PESCARA – Per ora resta in carcere Emanuele Cipressi, il 24enne di Chieti che lo scorso 9 ottobre, nel tardo pomeriggio è stato sottoposto a fermo con l’accusa dell’omicidio di Fausto Di Marco, colpendolo al collo con un coccio di vetro davanti ad un circolo privato di Chieti Scalo.
Nell’interrogatorio di garanzia Cipressi si è avvalso della facoltà di non rispondere. Il GIP Luca De Ninis non ha convalidato il fermo, ritenendo che mancasse il presupposto del pericolo di fuga, ma su richiesta dal pm Giancarlo Ciani, titolare dell’inchiesta, ha emesso ordinanza di custodia cautelare in carcere.
Un tragico omicizio nato, sembra, da un futile motivo: secondo quando emerso dalle testimonianze raccolte e riportate nell’ordinanza, uno degli avventori del locale aveva offerto una patatina al cane della ragazza, suscitando la reazione di quest’ultima la quale, preoccupata per la salute dell’animale, aveva finito con il rimproverare anche il cane.
E ciò aveva indotto Di Marco ad intervenire ”forse frustrato per il respingimento delle proprie avances, di certo non sobrio a causa dell’assunzione di alcolici ed avente un’andatura barcollante, a rimproverare a sua volta la donna”. Tale rimprovero – come si legge nell’ordinanza ” ha suscitato una ulteriore reazione della donna che gli si è avventata spingendolo e dicendogli di smetterla”, dandogli, secondo una testimone, del ”finto animalista”, ”subito spalleggiata da Cipressi”. E’ a questo punto che Di Marco, ”vistosi affrontato si voltava, come per tornare indietro verso il circolo Tre Assi, ma improvvisamente tornava di nuovo verso la donna e le lanciava contro un bicchiere contenente birra, bicchiere che finiva sulle gambe e sui piedi di Cipressi”.
Un gesto, questo, che ha fato esplodere la reazione ”inconsulta” di Cipressi il quale, secondo l’accusa, ”dopo averlo affrontato faccia a faccia con atteggiamento di sfida, in rapida successione entrava nel locale, prelevava una bottiglia di birra vuota con la mano destra, usciva di nuovo all’esterno, la infrangeva su un tavolino e sferrava il fendente mortale”, scena vista da due testimoni ”portando il braccio destro dapprima verso l’alto e poi sul collo della vittima”.
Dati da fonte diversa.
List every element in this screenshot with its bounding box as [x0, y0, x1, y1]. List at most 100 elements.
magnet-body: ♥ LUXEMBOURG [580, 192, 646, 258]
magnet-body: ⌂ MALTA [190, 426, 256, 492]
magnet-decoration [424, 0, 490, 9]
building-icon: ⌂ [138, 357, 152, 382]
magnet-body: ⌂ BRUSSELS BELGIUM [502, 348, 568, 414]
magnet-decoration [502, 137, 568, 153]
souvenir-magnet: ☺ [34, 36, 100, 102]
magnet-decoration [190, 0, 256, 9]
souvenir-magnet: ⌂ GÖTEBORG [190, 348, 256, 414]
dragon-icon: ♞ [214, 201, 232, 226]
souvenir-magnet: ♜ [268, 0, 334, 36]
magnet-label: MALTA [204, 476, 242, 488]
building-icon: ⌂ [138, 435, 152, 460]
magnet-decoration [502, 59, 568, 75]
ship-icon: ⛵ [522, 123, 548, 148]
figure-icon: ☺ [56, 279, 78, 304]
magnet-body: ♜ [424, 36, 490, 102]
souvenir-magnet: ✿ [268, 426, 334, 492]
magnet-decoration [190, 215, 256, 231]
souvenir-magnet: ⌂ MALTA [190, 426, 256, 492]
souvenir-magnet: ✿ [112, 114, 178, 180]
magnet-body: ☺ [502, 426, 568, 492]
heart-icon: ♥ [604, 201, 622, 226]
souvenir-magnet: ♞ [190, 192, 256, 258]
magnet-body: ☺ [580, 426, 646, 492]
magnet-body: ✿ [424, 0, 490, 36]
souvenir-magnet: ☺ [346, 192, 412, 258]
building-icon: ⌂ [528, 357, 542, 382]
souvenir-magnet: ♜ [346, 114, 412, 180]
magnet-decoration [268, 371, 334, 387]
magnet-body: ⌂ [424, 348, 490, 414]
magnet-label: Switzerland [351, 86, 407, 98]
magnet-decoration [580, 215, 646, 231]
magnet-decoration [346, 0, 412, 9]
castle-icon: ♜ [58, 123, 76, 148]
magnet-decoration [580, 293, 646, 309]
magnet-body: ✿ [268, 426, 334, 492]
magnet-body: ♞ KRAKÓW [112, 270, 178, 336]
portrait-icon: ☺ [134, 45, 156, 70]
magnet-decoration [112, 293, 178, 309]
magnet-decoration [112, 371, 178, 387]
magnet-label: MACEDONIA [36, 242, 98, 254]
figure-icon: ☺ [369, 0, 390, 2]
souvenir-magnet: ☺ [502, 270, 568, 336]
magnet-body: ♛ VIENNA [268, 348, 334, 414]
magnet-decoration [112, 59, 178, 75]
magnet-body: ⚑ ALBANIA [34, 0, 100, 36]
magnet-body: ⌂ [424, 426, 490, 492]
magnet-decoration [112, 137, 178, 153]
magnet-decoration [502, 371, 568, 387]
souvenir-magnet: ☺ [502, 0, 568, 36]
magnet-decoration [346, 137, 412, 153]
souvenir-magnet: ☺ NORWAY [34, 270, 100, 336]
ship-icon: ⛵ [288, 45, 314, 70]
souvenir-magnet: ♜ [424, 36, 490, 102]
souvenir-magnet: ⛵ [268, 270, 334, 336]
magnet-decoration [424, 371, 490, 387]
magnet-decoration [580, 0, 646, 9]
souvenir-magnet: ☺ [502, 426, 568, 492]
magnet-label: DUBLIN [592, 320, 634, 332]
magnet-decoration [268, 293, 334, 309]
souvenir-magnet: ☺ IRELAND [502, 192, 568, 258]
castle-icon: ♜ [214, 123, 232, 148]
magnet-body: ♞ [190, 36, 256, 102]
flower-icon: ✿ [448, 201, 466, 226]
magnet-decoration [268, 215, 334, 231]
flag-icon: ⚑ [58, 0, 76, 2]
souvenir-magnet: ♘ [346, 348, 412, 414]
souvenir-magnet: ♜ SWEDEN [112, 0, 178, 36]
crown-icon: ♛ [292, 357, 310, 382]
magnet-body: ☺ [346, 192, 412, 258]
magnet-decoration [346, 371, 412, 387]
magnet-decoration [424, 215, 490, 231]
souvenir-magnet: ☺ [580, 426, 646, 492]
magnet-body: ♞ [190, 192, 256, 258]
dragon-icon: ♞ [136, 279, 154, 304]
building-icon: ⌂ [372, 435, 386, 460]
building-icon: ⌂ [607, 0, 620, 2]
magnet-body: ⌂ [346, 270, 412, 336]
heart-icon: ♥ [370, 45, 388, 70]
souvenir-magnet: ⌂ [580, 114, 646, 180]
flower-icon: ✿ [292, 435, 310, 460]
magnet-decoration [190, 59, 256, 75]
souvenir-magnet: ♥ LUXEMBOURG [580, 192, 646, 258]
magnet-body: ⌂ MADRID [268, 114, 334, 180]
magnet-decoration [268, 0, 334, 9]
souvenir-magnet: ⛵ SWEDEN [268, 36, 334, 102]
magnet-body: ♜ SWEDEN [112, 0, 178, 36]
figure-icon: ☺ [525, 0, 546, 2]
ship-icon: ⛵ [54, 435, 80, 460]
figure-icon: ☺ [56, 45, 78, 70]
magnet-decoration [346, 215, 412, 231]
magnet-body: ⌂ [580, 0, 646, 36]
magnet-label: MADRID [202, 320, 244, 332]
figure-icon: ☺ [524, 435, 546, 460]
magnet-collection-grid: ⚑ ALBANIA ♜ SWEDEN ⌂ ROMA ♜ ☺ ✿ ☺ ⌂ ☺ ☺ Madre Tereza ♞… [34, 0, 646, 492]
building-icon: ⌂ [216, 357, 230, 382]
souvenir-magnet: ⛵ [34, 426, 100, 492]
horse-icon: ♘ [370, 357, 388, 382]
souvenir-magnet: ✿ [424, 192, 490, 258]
Inoltre dall’ordinanza è emerso che Cipressi ha conservato nell’abitazione e permesso di sequestrare i pantaloni che indossava al momento del fatto, macchiati del sangue della vittima, senza neppure provare a lavarli. Quanto all’arma del delitto, circostanza che il giudice definisce ”rimarchevole”, è che fra i pochi frammenti di vetro sequestrati sul posto dalla Squadra Mobile, ”non si ravvisano o né la parte della bottiglia infranta utilizzata come arma, quella con il collo, né gran parte della parte rimanente”.